I am convinced sometimes in the Scriptures there is a story just beneath the surface interpretation. For example, the story of Jephthah and his daughter. Jephthah was rejected out of his family and then became a leader of worthless men. He was in essence a thug and gang leader who provided protection for a cost. He came against an enemy he knew was bigger than he and carried his same life view into his dealing with God. His view of God that led to his sacrifice of his daughter all flowed from is concept of protection for a price, he had very little room for simple grace, mercy, or loving-kindness in his view of protector.
This is an interesting article and I will give the research more study. I am particularly interested as it relates to chaplaincy. I already give myself to trying to understand a patient or family I minister to as a complicated and complex story. One has to listen carefully to identify contradictions, family systems, etc. to offer effective pastoral care. I think reading classic literary fiction may be added to chaplaincy training as a tool for developing beter listening skills. Thanks for this.
Here’s what she wrote in response: it’s funny, because I think of myself and other people in terms of characters in stories as well.
It provides an interesting perspective on reality and personal development.

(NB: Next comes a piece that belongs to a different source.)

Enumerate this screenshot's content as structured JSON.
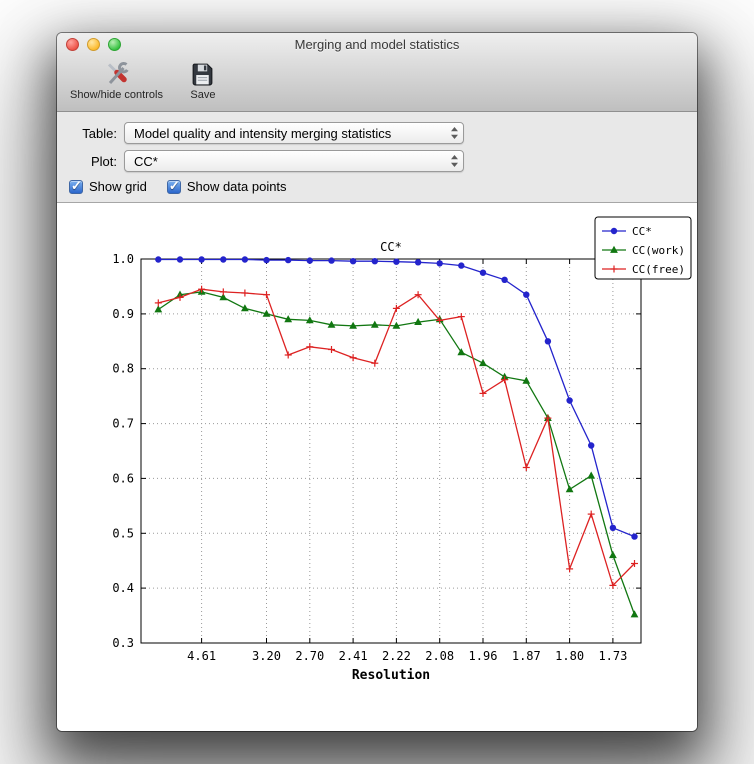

Yes!! Very simply, Yes! Yes with respect to the reading of classic literature and its capacity to help others develop sensitivity to the perspective and emotional states of others. And, yes to the need for Christians to foreground the narrative aspect in their reading of Scripture, and to thereby ameliorate the tendency to treat it merely as a repository for doctrine. Good doctrine is helpful and in some measure necessary, but good doctrine is also one that is aware of its constructed nature, an awareness that should lead to some humility regarding dogmatic assertions about the ways of God with humanity. Certainly there has to be a central confessional core in order for there to be unity of faith, but there needs to be an awareness and affirmation of mystery, which is often only apprehended via intuition. There also has to be an affirmation of the ways that meaning is dynamically present in the process of reading texts, and this kind of affirmation is more likely when people become more literarily sensitive, to which I imagine the reading of classical texts would contribute.
Dan – Where did you find the background information regarding Jephthah? It certainly sheds an important light on a difficult story in Scripture.